Os debatedores propuseram se repensar a transferência de recursos públicos para empresas da Educação. Para Domingos, o empresariado já entendeu que a educação profissional é um “nicho de mercado emergente” e “vem se organizando para abocanhar maiores fatias dele”. Como exemplo, citou um seminário realizado em novembro de 2013, sob o sugestivo título Como montar sua escola técnica ingressando nos programas Vence SP e Pronatec, no qual se elencaram as “vantagens” da educação profissional: a otimização dos custos fixos; o crescimento do fluxo de caixa; a baixa inadimplência; e o fortalecimento da “marca”. Um segundo exemplo disso seria a maior empresa educacional do mundo, a brasileira Kroton. Domingos chamou atenção para o fato de que as verbas do Pronatec foram apontadas pela administração do grupo como um dos fatores que garantiram o lucro líquido de R$ 213 milhões, aferido entre julho e setembro de 2014. Segundo ele, basta visitar os sites dessas empresas para verificar o marketing que existe em torno dos cursos FIC. Segundo o pesquisador, a regra é vender a falsa ideia de que a qualificação de 160 horas muda a vida dos indivíduos, assegurando seu futuro profissional.

Potencial de elevação

Promovida no quarto dia (22/11), após as plenárias de eixo, a mesa de interesse, que contou com a participação da atual diretora de Políticas da Setec, Nilva Schroeder — presente no debate do dia anterior —, buscou esclarecer a posição do MEC em relação ao potencial de elevação de escolaridade dos cursos FIC. Segundo Nilva, o órgão faz dois esforços “pragmáticos” nesse sentido: o primeiro diz respeito à elaboração do Guia Pronatec para cursos nessa modalidade, por itinerários formativos, induzindo as instituições a pensarem no alinhamento de diversos cursos de 160 horas rumo à certificação técnica de nível médio; e o segundo refere-se à elaboração de um documento de referências nacionais para os cursos FIC, que tratará de forma mais conceitual e metodológica a questão dos itinerários formativos, com foco nas instituições parceiras do Pronatec. “Em um primeiro momento, os cursos FIC podem parecer condenáveis, mas a verdade é que eles possibilitam o desenho de diferentes itinerários formativos que podem organizar trajetórias de formação dos sujeitos com um ponto de partida não linear”, disse. Ela deu como exemplo um catador de lixo que pode começar fazendo um curso de operador de usina de compostagem e, sucessivamente, realizar outros, até se formar técnico em meio ambiente. Quanto ao segundo esforço, uma versão piloto das referências está em teste nos Institutos Federais de Goiás e de Goiânia, antecipou Nilva. 

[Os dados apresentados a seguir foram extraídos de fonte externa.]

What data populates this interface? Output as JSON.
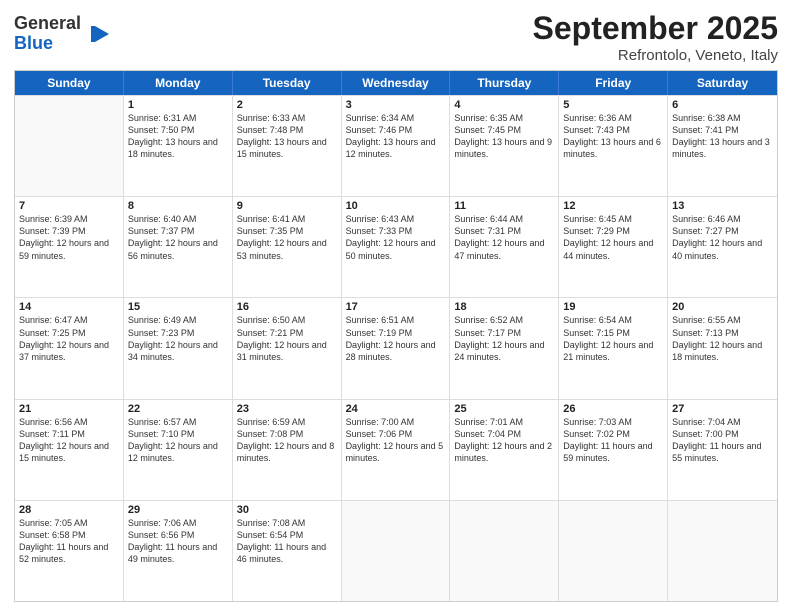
{
  "logo": {
    "general": "General",
    "blue": "Blue"
  },
  "title": {
    "month": "September 2025",
    "location": "Refrontolo, Veneto, Italy"
  },
  "header_days": [
    "Sunday",
    "Monday",
    "Tuesday",
    "Wednesday",
    "Thursday",
    "Friday",
    "Saturday"
  ],
  "weeks": [
    [
      {
        "date": "",
        "sunrise": "",
        "sunset": "",
        "daylight": ""
      },
      {
        "date": "1",
        "sunrise": "Sunrise: 6:31 AM",
        "sunset": "Sunset: 7:50 PM",
        "daylight": "Daylight: 13 hours and 18 minutes."
      },
      {
        "date": "2",
        "sunrise": "Sunrise: 6:33 AM",
        "sunset": "Sunset: 7:48 PM",
        "daylight": "Daylight: 13 hours and 15 minutes."
      },
      {
        "date": "3",
        "sunrise": "Sunrise: 6:34 AM",
        "sunset": "Sunset: 7:46 PM",
        "daylight": "Daylight: 13 hours and 12 minutes."
      },
      {
        "date": "4",
        "sunrise": "Sunrise: 6:35 AM",
        "sunset": "Sunset: 7:45 PM",
        "daylight": "Daylight: 13 hours and 9 minutes."
      },
      {
        "date": "5",
        "sunrise": "Sunrise: 6:36 AM",
        "sunset": "Sunset: 7:43 PM",
        "daylight": "Daylight: 13 hours and 6 minutes."
      },
      {
        "date": "6",
        "sunrise": "Sunrise: 6:38 AM",
        "sunset": "Sunset: 7:41 PM",
        "daylight": "Daylight: 13 hours and 3 minutes."
      }
    ],
    [
      {
        "date": "7",
        "sunrise": "Sunrise: 6:39 AM",
        "sunset": "Sunset: 7:39 PM",
        "daylight": "Daylight: 12 hours and 59 minutes."
      },
      {
        "date": "8",
        "sunrise": "Sunrise: 6:40 AM",
        "sunset": "Sunset: 7:37 PM",
        "daylight": "Daylight: 12 hours and 56 minutes."
      },
      {
        "date": "9",
        "sunrise": "Sunrise: 6:41 AM",
        "sunset": "Sunset: 7:35 PM",
        "daylight": "Daylight: 12 hours and 53 minutes."
      },
      {
        "date": "10",
        "sunrise": "Sunrise: 6:43 AM",
        "sunset": "Sunset: 7:33 PM",
        "daylight": "Daylight: 12 hours and 50 minutes."
      },
      {
        "date": "11",
        "sunrise": "Sunrise: 6:44 AM",
        "sunset": "Sunset: 7:31 PM",
        "daylight": "Daylight: 12 hours and 47 minutes."
      },
      {
        "date": "12",
        "sunrise": "Sunrise: 6:45 AM",
        "sunset": "Sunset: 7:29 PM",
        "daylight": "Daylight: 12 hours and 44 minutes."
      },
      {
        "date": "13",
        "sunrise": "Sunrise: 6:46 AM",
        "sunset": "Sunset: 7:27 PM",
        "daylight": "Daylight: 12 hours and 40 minutes."
      }
    ],
    [
      {
        "date": "14",
        "sunrise": "Sunrise: 6:47 AM",
        "sunset": "Sunset: 7:25 PM",
        "daylight": "Daylight: 12 hours and 37 minutes."
      },
      {
        "date": "15",
        "sunrise": "Sunrise: 6:49 AM",
        "sunset": "Sunset: 7:23 PM",
        "daylight": "Daylight: 12 hours and 34 minutes."
      },
      {
        "date": "16",
        "sunrise": "Sunrise: 6:50 AM",
        "sunset": "Sunset: 7:21 PM",
        "daylight": "Daylight: 12 hours and 31 minutes."
      },
      {
        "date": "17",
        "sunrise": "Sunrise: 6:51 AM",
        "sunset": "Sunset: 7:19 PM",
        "daylight": "Daylight: 12 hours and 28 minutes."
      },
      {
        "date": "18",
        "sunrise": "Sunrise: 6:52 AM",
        "sunset": "Sunset: 7:17 PM",
        "daylight": "Daylight: 12 hours and 24 minutes."
      },
      {
        "date": "19",
        "sunrise": "Sunrise: 6:54 AM",
        "sunset": "Sunset: 7:15 PM",
        "daylight": "Daylight: 12 hours and 21 minutes."
      },
      {
        "date": "20",
        "sunrise": "Sunrise: 6:55 AM",
        "sunset": "Sunset: 7:13 PM",
        "daylight": "Daylight: 12 hours and 18 minutes."
      }
    ],
    [
      {
        "date": "21",
        "sunrise": "Sunrise: 6:56 AM",
        "sunset": "Sunset: 7:11 PM",
        "daylight": "Daylight: 12 hours and 15 minutes."
      },
      {
        "date": "22",
        "sunrise": "Sunrise: 6:57 AM",
        "sunset": "Sunset: 7:10 PM",
        "daylight": "Daylight: 12 hours and 12 minutes."
      },
      {
        "date": "23",
        "sunrise": "Sunrise: 6:59 AM",
        "sunset": "Sunset: 7:08 PM",
        "daylight": "Daylight: 12 hours and 8 minutes."
      },
      {
        "date": "24",
        "sunrise": "Sunrise: 7:00 AM",
        "sunset": "Sunset: 7:06 PM",
        "daylight": "Daylight: 12 hours and 5 minutes."
      },
      {
        "date": "25",
        "sunrise": "Sunrise: 7:01 AM",
        "sunset": "Sunset: 7:04 PM",
        "daylight": "Daylight: 12 hours and 2 minutes."
      },
      {
        "date": "26",
        "sunrise": "Sunrise: 7:03 AM",
        "sunset": "Sunset: 7:02 PM",
        "daylight": "Daylight: 11 hours and 59 minutes."
      },
      {
        "date": "27",
        "sunrise": "Sunrise: 7:04 AM",
        "sunset": "Sunset: 7:00 PM",
        "daylight": "Daylight: 11 hours and 55 minutes."
      }
    ],
    [
      {
        "date": "28",
        "sunrise": "Sunrise: 7:05 AM",
        "sunset": "Sunset: 6:58 PM",
        "daylight": "Daylight: 11 hours and 52 minutes."
      },
      {
        "date": "29",
        "sunrise": "Sunrise: 7:06 AM",
        "sunset": "Sunset: 6:56 PM",
        "daylight": "Daylight: 11 hours and 49 minutes."
      },
      {
        "date": "30",
        "sunrise": "Sunrise: 7:08 AM",
        "sunset": "Sunset: 6:54 PM",
        "daylight": "Daylight: 11 hours and 46 minutes."
      },
      {
        "date": "",
        "sunrise": "",
        "sunset": "",
        "daylight": ""
      },
      {
        "date": "",
        "sunrise": "",
        "sunset": "",
        "daylight": ""
      },
      {
        "date": "",
        "sunrise": "",
        "sunset": "",
        "daylight": ""
      },
      {
        "date": "",
        "sunrise": "",
        "sunset": "",
        "daylight": ""
      }
    ]
  ]
}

Ela ressaltou, ainda, que a elevação da escolaridade é parte integrante do compromisso com o direito à educação profissional e há vários caminhos possíveis para que isso se concretize, como a articulação entre redes que fazem EJA e aquelas que ofertam cursos técnicos de nível médio. “Pode ser feito um convênio entre instituições, tendo por base um projeto pedagógico unificado, como prevê a LDB”, concluiu.